Dan para pesakitan itu pun kami lepas dengan upacara kehormatan. Kami iringi dengan
lengkingan terompet dan juga dentuman meriam. Selamat jalan. Inilah hidup yang
sesungguhnya, yang membuat kalian akan merasa memiliki harga sebagai seorang pesakitan.
Adakah yang lebih menyenangkan, selalin melakukan perburuan semacam ini? Mereka kami
beri kehidupan sekaligus batas kematian. Setiap detik adalah pertarungan. Banyak juga
diantara kami yang mati dalam perkelahian. Para penjahat itu, memang makhluk yang tak
gampang menyerah. Liat dan sigap. Dan itu, sungguh, sararan perburuan yang
menggairahkan.

Rupanya, tak hanya kami yang suka dengan permainan semacam itu. Ketika kisah-
kisah kami menjalar ke banyak negara, banyak orang diluar suku kami, mendatangi kami,
untuk ikut menikmati perburuan itu. Mula-mula, banyak diantara kami yang menolak, karena
hal itu dianggap akan mengotori kemurnian darah pemburu kami. Tetapi kami tak bisa
menolak, ketika dari banyak yang datang ke pada kami itu adalah para jendral, orang-orang
besar di negara mereka, para raja, puluhan kepala negara, para bangsawan dan pengusaha
besar. Para bangsawan, yang memang memiliki kebiasaan berburu seperti kami dan memiliki
lahan-lahan perburuan yang luas, mengijinkan tempat-tempat itu untuk kami kelola dan
kembangkan sebagai ladang perburuan yang lebih menantang dan menyenangkan. Bahkan
mereka menjanjikan kami lahan-lahan perburuan yang lebih luas. Para jendral menyediakan
kami senjata-senjata paling mutakhir. Para pengusaha mensubsidi kami modal bermilyar-
milyar. Para raja dan kepala negara mempersilahkan kami untuk memilih rakyat mereka
sebagai binatang buruan. Hingga kami tak lagi kekurangan buruan. Kami tak hanya punya
kesempatan memburu para penjahat yang telah divonis mati, tetapi kami bebas memilih siapa
pun yang paling menyenangkan kami buru. Malah sering para raja dan kepala negara itu
memberi kemudahan kami dengan memberi lisensi untuk menghabisi para tokoh oposisi yang
tak mereka sukai, para demosntrans untuk kami habisi. Juga kaum intelektual yang selama ini
mereka benci. Ah, begitu melimpah buruan kami.

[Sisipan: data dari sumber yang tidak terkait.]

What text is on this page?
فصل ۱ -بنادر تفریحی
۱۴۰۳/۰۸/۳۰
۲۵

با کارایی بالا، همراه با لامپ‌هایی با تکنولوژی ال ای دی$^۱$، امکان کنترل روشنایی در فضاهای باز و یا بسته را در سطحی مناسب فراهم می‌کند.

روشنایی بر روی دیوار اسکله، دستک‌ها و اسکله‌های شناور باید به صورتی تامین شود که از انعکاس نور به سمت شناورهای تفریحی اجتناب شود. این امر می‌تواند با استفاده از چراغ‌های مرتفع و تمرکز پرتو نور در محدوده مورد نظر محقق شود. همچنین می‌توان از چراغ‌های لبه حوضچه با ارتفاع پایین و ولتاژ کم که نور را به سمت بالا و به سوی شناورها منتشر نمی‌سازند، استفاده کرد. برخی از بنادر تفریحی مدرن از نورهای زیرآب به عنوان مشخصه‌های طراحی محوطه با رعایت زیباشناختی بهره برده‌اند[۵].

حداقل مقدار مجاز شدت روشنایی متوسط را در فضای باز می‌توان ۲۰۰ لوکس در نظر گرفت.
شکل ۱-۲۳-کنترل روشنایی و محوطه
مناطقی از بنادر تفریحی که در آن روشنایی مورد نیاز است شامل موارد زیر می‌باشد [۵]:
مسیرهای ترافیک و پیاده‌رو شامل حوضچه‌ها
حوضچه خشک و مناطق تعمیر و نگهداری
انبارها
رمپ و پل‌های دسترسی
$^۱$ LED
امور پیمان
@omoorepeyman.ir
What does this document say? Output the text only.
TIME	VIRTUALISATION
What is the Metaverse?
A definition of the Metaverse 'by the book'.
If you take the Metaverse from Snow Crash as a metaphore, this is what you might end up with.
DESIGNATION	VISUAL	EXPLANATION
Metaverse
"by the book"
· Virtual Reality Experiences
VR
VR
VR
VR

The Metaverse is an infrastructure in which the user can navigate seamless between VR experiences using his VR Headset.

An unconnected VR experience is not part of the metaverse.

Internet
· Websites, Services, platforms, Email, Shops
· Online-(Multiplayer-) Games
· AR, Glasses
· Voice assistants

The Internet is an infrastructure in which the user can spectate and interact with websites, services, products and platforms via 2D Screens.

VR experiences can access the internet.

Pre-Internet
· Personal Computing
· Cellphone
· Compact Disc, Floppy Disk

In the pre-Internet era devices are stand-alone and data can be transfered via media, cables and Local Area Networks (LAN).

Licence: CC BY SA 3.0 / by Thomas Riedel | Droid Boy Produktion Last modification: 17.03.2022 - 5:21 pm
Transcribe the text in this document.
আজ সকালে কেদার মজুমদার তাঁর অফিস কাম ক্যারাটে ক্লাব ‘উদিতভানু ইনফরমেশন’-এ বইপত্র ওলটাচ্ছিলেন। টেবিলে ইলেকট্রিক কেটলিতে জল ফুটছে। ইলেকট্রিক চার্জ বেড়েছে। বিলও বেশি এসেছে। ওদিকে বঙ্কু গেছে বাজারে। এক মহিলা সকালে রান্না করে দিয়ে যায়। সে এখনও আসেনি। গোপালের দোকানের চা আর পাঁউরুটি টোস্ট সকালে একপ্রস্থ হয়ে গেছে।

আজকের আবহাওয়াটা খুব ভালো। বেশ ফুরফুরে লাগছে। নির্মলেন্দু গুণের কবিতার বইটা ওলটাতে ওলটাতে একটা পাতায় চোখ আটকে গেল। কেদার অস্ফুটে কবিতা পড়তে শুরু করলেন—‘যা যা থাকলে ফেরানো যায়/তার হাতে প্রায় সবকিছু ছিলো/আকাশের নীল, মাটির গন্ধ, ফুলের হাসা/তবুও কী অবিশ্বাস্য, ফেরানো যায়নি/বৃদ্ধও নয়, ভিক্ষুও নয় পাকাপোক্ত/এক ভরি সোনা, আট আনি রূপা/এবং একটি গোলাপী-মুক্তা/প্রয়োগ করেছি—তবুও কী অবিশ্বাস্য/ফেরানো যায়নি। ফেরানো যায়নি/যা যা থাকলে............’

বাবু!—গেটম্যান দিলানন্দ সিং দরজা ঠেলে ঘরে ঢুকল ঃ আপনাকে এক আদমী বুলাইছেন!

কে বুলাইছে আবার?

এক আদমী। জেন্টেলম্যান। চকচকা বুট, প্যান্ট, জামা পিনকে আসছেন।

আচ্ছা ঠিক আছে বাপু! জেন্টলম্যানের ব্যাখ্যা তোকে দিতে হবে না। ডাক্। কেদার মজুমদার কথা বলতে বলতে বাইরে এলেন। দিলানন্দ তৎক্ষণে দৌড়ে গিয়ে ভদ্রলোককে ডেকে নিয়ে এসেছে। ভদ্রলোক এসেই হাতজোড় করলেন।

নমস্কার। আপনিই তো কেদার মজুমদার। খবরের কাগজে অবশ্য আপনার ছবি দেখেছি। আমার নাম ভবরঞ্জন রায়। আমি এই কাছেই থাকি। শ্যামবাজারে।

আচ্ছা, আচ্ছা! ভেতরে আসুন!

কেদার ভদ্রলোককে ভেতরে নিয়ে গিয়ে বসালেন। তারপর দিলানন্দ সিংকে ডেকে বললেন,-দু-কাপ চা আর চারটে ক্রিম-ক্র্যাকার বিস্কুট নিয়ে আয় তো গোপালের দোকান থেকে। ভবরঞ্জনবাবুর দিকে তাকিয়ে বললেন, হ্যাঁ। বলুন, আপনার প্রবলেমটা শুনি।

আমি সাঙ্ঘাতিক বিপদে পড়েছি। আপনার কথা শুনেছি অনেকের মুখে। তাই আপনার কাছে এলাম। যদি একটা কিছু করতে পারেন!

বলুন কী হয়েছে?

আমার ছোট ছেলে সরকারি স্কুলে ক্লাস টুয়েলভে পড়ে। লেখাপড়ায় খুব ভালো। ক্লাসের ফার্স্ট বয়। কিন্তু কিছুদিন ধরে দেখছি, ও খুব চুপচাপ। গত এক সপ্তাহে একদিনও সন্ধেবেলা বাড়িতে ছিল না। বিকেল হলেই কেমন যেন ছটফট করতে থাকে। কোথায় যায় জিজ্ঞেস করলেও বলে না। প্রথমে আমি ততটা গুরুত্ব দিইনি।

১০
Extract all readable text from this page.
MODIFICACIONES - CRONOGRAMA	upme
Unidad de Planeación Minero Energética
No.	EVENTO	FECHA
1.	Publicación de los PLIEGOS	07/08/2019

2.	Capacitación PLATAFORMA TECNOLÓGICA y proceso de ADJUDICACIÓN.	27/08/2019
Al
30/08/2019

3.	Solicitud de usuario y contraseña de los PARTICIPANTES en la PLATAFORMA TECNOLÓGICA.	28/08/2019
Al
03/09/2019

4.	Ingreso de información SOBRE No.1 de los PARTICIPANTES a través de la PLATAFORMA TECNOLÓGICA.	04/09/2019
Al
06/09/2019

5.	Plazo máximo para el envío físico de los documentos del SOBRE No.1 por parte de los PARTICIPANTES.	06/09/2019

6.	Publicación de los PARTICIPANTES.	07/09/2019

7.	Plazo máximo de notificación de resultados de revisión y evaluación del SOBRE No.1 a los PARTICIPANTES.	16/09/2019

Kami bangun juga istana-istana, tempat kami berpesta setelah seharian berburu. Kami
menjadi kaum pemburu yang kian kokoh dan terhormat. Kami perlahan-lahan meninggalkan
cara hidup kami di hutan, dengan setiap malam tidur di ranjang yang bersih dan nyaman.
Kami tak lagi hanya terbiasa dengan bunyi pedang, tetapi juga denting gelas dalam
kehangatan pesta.

“Ini darah seorang penyair untukmu, jangan sedih…” Gelas kami beradu, dan kami
tertawa bahagia. Begitulah memang mestinya nasib penyair yang tak menulis sayir puja-puji
bagi keagungan kami. Hidup pemburu agung!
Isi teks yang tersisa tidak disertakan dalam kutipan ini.